Below is a list of Top Ten Tips, considerations and practical suggestions for online working. It is not comprehensive, but it will hopefully provide a little support for anyone just starting out with online working.

  1. Check with your insurance that you are covered to offer online working.
  2. There is lots of new guidance currently being produced about online working including BACP guidelines for online working.
  3. Ensure that you have online security in place and register with the ICO.
  4. Online working includes webcam but also voice/phone, Instant messenger (IM) and email. Check with clients if they are comfortable with working online. Not all clients can or will want to. For clients who cannot find a confidential space to do webcam work, I am offering chat / IM or a combination of webcam and IM. I am currently offering weekly 15-minute calls to check in, connect and support with those clients.
  5. Clients may feel more or less connected to you online than face-to-face. Be aware of disinhibition, where they share more online than they would feel comfortable in person.
  6. You may need to amend your counselling agreement to reflect online working and recontract with your client.
  7. Therapists are usually responsible for setting up their room, but this has now changed. I sit in my usual chair in my counselling room and so my laptop is opposite me in a space that the client would normally occupy in person. Clients have said that they feel comforted by this – seeing me in my room, and this familiarity helps to ground them and feel more comfortable with this new way of working. Clients also invite you into their space so there is something about acknowledging this and the feeling of equality in this. I learn a bit more about my client’s physical world too.
  8. I send guidelines on online therapy to clients before we meet so they can prepare for their session. It includes information about the online platform we will be using usually Zoom, how to access it, what happens if technology fails, and outlining a plan B. I also suggest that clients turn on their pc / laptop at least 15 mins before the session so any updates that need to run won’t delay the session. I also suggest they make sure their space is private, to ensure it is confidential, they have a drink, headphones if required, are warm enough and have their diary to hand. Some clients use their cars if their home is not suitable for a private conversation. Some clients may use a mobile so I request that they have it landscape as it means I can see them better.
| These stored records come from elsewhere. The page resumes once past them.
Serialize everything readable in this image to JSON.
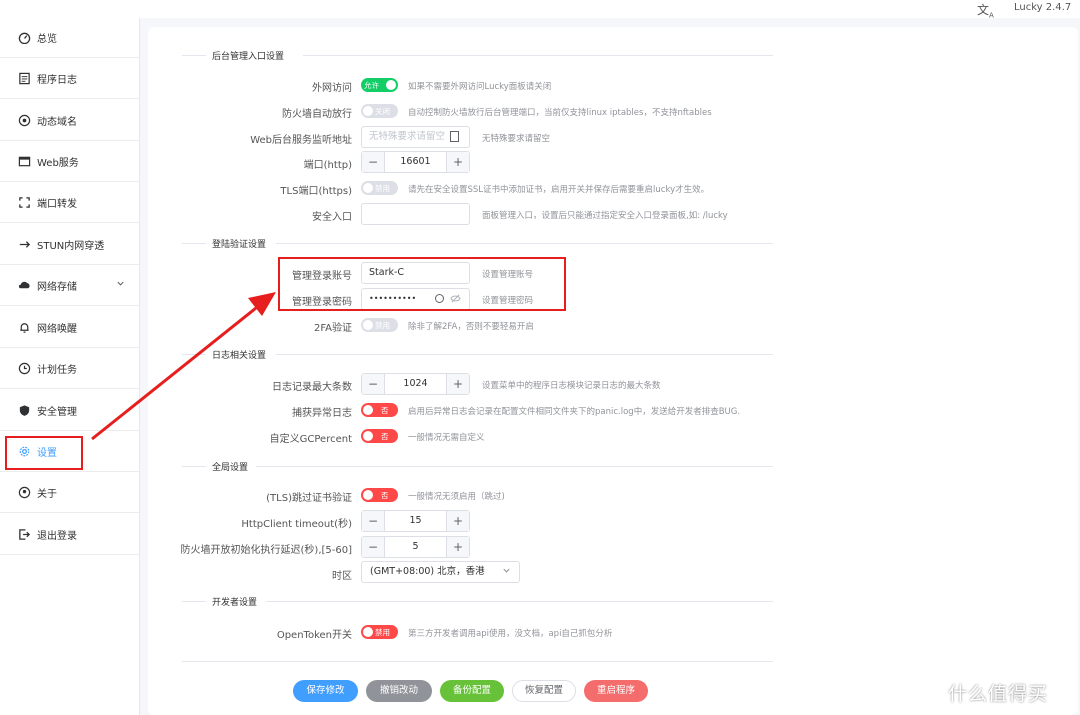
{
  "topbar": {
    "lang_icon": "translate-icon",
    "version": "Lucky 2.4.7"
  },
  "sidebar": {
    "items": [
      {
        "label": "总览",
        "icon": "dashboard-icon"
      },
      {
        "label": "程序日志",
        "icon": "log-icon"
      },
      {
        "label": "动态域名",
        "icon": "ddns-icon"
      },
      {
        "label": "Web服务",
        "icon": "web-service-icon"
      },
      {
        "label": "端口转发",
        "icon": "port-forward-icon"
      },
      {
        "label": "STUN内网穿透",
        "icon": "stun-icon"
      },
      {
        "label": "网络存储",
        "icon": "storage-icon"
      },
      {
        "label": "网络唤醒",
        "icon": "bell-icon"
      },
      {
        "label": "计划任务",
        "icon": "clock-icon"
      },
      {
        "label": "安全管理",
        "icon": "shield-icon"
      },
      {
        "label": "设置",
        "icon": "gear-icon"
      },
      {
        "label": "关于",
        "icon": "about-icon"
      },
      {
        "label": "退出登录",
        "icon": "logout-icon"
      }
    ]
  },
  "sections": {
    "admin": "后台管理入口设置",
    "login": "登陆验证设置",
    "log": "日志相关设置",
    "global": "全局设置",
    "dev": "开发者设置"
  },
  "admin": {
    "external_label": "外网访问",
    "external_switch": "允许",
    "external_hint": "如果不需要外网访问Lucky面板请关闭",
    "firewall_label": "防火墙自动放行",
    "firewall_switch": "关闭",
    "firewall_hint": "自动控制防火墙放行后台管理端口，当前仅支持linux iptables，不支持nftables",
    "listen_label": "Web后台服务监听地址",
    "listen_placeholder": "无特殊要求请留空",
    "listen_hint": "无特殊要求请留空",
    "http_port_label": "端口(http)",
    "http_port_value": "16601",
    "tls_label": "TLS端口(https)",
    "tls_switch": "禁用",
    "tls_hint": "请先在安全设置SSL证书中添加证书，启用开关并保存后需要重启lucky才生效。",
    "entry_label": "安全入口",
    "entry_value": "",
    "entry_hint": "面板管理入口，设置后只能通过指定安全入口登录面板,如: /lucky"
  },
  "login": {
    "account_label": "管理登录账号",
    "account_value": "Stark-C",
    "account_hint": "设置管理账号",
    "password_label": "管理登录密码",
    "password_value": "••••••••••",
    "password_hint": "设置管理密码",
    "twofa_label": "2FA验证",
    "twofa_switch": "禁用",
    "twofa_hint": "除非了解2FA，否则不要轻易开启"
  },
  "log": {
    "max_label": "日志记录最大条数",
    "max_value": "1024",
    "max_hint": "设置菜单中的程序日志模块记录日志的最大条数",
    "panic_label": "捕获异常日志",
    "panic_switch": "否",
    "panic_hint": "启用后异常日志会记录在配置文件相同文件夹下的panic.log中，发送给开发者排查BUG.",
    "gc_label": "自定义GCPercent",
    "gc_switch": "否",
    "gc_hint": "一般情况无需自定义"
  },
  "global": {
    "tls_skip_label": "(TLS)跳过证书验证",
    "tls_skip_switch": "否",
    "tls_skip_hint": "一般情况无须启用（跳过)",
    "timeout_label": "HttpClient timeout(秒)",
    "timeout_value": "15",
    "delay_label": "防火墙开放初始化执行延迟(秒),[5-60]",
    "delay_value": "5",
    "tz_label": "时区",
    "tz_value": "(GMT+08:00) 北京，香港"
  },
  "dev": {
    "token_label": "OpenToken开关",
    "token_switch": "禁用",
    "token_hint": "第三方开发者调用api使用，没文档，api自己抓包分析"
  },
  "footer": {
    "save": "保存修改",
    "undo": "撤销改动",
    "backup": "备份配置",
    "restore": "恢复配置",
    "restart": "重启程序"
  },
  "watermark": "什么值得买",
  "colors": {
    "accent": "#409eff",
    "switch_on": "#13ce66",
    "switch_red": "#ff4949",
    "annotation": "#e61e1e"
  }
}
I do not use Skype or WhatsApp as these are usually used with friends and family and therefore can feel less professional and boundaried for therapy. Mainly I use Zoom and Vsee because they are safer and have better security.
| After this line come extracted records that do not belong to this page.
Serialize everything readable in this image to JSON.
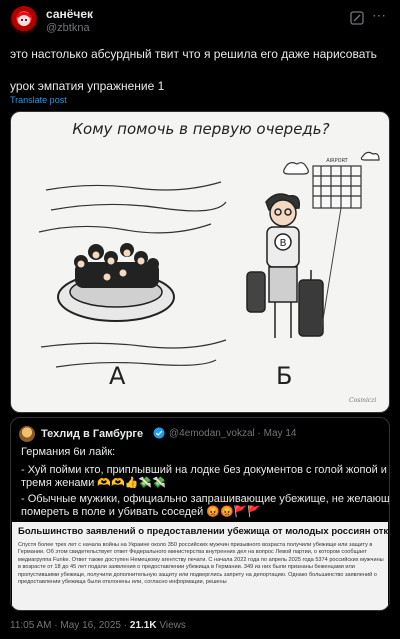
{
  "author": {
    "name": "санёчек",
    "handle": "@zbtkna",
    "avatar_icon": "red-anime-avatar"
  },
  "tweet": {
    "line1": "это настолько абсурдный твит что я решила его даже нарисовать",
    "line2": "урок эмпатия упражнение 1",
    "translate_label": "Translate post"
  },
  "drawing": {
    "title": "Кому помочь в первую очередь?",
    "label_a": "А",
    "label_b": "Б",
    "shirt_letter": "B",
    "sign": "AIRPORT",
    "signature": "Cosmiczi"
  },
  "quote": {
    "name": "Техлид в Гамбурге",
    "handle_date": "@4emodan_vokzal · May 14",
    "text1": "Германия 6и лайк:",
    "text2": "- Хуй пойми кто, приплывший на лодке без документов с голой жопой и",
    "text3": "тремя женами 🫶🫶👍💸💸",
    "text4": "- Обычные мужики, официально запрашивающие убежище, не желающие",
    "text5": "помереть в поле и убивать соседей 😡😡🚩🚩",
    "article_title": "Большинство заявлений о предоставлении убежища от молодых россиян отклонены",
    "article_body": "Спустя более трех лет с начала войны на Украине около 350 российских мужчин призывного возраста получили убежище или защиту в Германии. Об этом свидетельствует ответ Федерального министерства внутренних дел на вопрос Левой партии, о котором сообщает медиагруппа Funke. Ответ также доступен Немецкому агентству печати. С начала 2022 года по апрель 2025 года 5374 российских мужчины в возрасте от 18 до 45 лет подали заявления о предоставлении убежища в Германии. 349 из них были признаны беженцами или пропустившими убежище, получили дополнительную защиту или подверглись запрету на депортацию. Однако большинство заявлений о предоставлении убежища были отклонены или, согласно информации, решены"
  },
  "meta": {
    "time_date": "11:05 AM · May 16, 2025 · ",
    "views_count": "21.1K",
    "views_label": " Views"
  }
}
  9. There may be misunderstandings in online therapy due to the lack of personal cues. I usually rely on my felt sense in face-to-face work so online I tend to ask more questions to clarify my understanding. I also try to communicate more than I would in person, my experience of the session as it evolves.
  10. Practice, and practice some more with peers if you have not worked online before. Clients deserve to feel held and well supported and if we are struggling with technology this can be stressful for everyone. Having a plan B if technology fails, which at times of high demand is likely, can help you to remain calm and feel in control.